Member of the Nebraska Legislature from the 16th district
- In office 2011–2019
- Preceded by: Kent Rogert
- Succeeded by: Ben Hansen

Personal details
- Born: July 14, 1953 (age 73) Lincoln, Nebraska
- Party: Republican

= Lydia Brasch =

American politician

Lydia Brasch (born July 14, 1953) is an American businesswoman, farmer, and politician who served as a member of the Nebraska Legislature from the 16th district.

==Early life==
Brasch was born in Lincoln, Nebraska. She graduated from Lincoln High School and University of Nebraska–Lincoln.

== Career ==
Brasch is a farmer and owns a marketing and design firm. Prior to her election to the legislature, she was a member of both the Nebraska State Fair Foundation and the Cuming County Fair Foundation.

=== State legislature ===
Brasch was elected in 2010 to represent the 16th Nebraska legislative district. She sat on the Agriculture, General Affairs, Revenue, Rules, and State-Tribal Relations committees. She is anti-abortion and in 2011, she sponsored and passed LB690, which required parental consent before a minor receives an abortion.

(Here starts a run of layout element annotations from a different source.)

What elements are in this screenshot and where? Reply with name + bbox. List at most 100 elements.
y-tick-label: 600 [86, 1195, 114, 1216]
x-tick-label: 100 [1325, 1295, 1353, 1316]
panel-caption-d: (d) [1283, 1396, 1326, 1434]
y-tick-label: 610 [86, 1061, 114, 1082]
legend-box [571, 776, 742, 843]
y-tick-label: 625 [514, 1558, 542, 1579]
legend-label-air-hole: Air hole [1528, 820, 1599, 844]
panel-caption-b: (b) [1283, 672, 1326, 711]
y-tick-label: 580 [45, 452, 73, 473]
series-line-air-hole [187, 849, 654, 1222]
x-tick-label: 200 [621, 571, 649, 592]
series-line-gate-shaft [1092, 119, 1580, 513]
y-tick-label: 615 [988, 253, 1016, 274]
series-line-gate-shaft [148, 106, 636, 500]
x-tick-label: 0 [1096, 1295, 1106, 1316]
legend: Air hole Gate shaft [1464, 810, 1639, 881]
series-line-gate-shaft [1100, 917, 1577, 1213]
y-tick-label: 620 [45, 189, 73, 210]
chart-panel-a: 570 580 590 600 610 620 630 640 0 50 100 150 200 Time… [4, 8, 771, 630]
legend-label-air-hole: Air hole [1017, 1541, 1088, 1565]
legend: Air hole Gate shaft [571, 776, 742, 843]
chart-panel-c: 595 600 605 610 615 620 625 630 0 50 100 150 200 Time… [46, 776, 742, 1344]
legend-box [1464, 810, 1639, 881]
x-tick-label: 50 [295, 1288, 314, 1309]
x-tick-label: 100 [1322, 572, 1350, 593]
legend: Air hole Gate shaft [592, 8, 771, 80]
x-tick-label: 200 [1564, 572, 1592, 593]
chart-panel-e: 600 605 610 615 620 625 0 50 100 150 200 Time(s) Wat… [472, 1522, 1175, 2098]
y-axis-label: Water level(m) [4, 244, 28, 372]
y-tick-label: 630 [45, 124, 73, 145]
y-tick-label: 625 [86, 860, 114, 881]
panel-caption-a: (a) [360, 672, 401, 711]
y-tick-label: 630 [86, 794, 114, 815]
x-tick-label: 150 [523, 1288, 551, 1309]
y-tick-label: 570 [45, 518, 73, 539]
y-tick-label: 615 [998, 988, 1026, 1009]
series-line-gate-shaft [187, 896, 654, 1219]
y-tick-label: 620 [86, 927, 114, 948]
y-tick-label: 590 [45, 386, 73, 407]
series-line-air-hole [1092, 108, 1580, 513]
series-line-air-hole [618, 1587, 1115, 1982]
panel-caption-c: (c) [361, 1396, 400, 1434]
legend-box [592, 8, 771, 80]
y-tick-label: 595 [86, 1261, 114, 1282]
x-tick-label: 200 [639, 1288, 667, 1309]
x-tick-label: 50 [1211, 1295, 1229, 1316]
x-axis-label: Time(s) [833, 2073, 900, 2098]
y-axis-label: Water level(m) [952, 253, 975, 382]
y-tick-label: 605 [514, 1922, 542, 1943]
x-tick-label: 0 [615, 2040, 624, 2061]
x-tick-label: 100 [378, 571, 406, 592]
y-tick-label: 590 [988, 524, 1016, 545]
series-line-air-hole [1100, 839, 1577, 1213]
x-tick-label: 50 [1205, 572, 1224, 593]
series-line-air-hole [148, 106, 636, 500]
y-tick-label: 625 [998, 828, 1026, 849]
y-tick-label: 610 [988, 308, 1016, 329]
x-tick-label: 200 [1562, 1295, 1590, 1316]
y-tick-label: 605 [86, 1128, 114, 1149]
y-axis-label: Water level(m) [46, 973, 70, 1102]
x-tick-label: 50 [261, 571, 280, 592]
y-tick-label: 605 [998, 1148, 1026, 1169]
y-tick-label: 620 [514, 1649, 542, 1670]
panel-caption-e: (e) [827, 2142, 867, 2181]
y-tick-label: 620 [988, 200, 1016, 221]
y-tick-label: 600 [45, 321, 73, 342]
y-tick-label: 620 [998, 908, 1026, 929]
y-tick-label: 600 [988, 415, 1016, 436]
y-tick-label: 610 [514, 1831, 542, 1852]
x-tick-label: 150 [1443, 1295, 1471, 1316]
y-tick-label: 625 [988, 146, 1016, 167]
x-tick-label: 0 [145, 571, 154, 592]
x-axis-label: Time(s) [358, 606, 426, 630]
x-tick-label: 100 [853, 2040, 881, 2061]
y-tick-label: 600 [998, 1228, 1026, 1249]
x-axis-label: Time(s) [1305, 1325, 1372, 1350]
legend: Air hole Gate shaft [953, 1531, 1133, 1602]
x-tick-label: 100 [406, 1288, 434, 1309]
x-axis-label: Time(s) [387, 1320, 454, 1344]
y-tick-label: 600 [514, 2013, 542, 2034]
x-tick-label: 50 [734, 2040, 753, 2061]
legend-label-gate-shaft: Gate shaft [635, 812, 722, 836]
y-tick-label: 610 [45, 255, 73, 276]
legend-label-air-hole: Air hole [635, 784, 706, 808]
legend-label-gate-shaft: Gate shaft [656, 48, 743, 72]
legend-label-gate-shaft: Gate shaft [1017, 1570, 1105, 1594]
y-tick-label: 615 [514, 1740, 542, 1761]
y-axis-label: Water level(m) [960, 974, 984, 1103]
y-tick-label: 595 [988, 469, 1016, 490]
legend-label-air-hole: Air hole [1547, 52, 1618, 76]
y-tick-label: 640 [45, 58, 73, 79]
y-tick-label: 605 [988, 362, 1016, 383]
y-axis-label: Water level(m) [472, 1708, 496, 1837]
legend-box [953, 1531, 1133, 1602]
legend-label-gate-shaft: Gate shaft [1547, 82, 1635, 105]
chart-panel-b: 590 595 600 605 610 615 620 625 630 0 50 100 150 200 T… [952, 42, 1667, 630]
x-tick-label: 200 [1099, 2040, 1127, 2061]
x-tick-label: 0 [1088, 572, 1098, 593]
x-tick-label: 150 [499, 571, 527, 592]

She was unable to run for re-election in 2018 due to state mandated term limits.

Brasch sponsored the right to repair legislation in 2017 giving farmers access to the diagnostic software embedded in farm equipment by the manufacturers. The bill was indefinitely postponed after sitting over a year and a half after big technology representatives spoke during a hearing on the bill.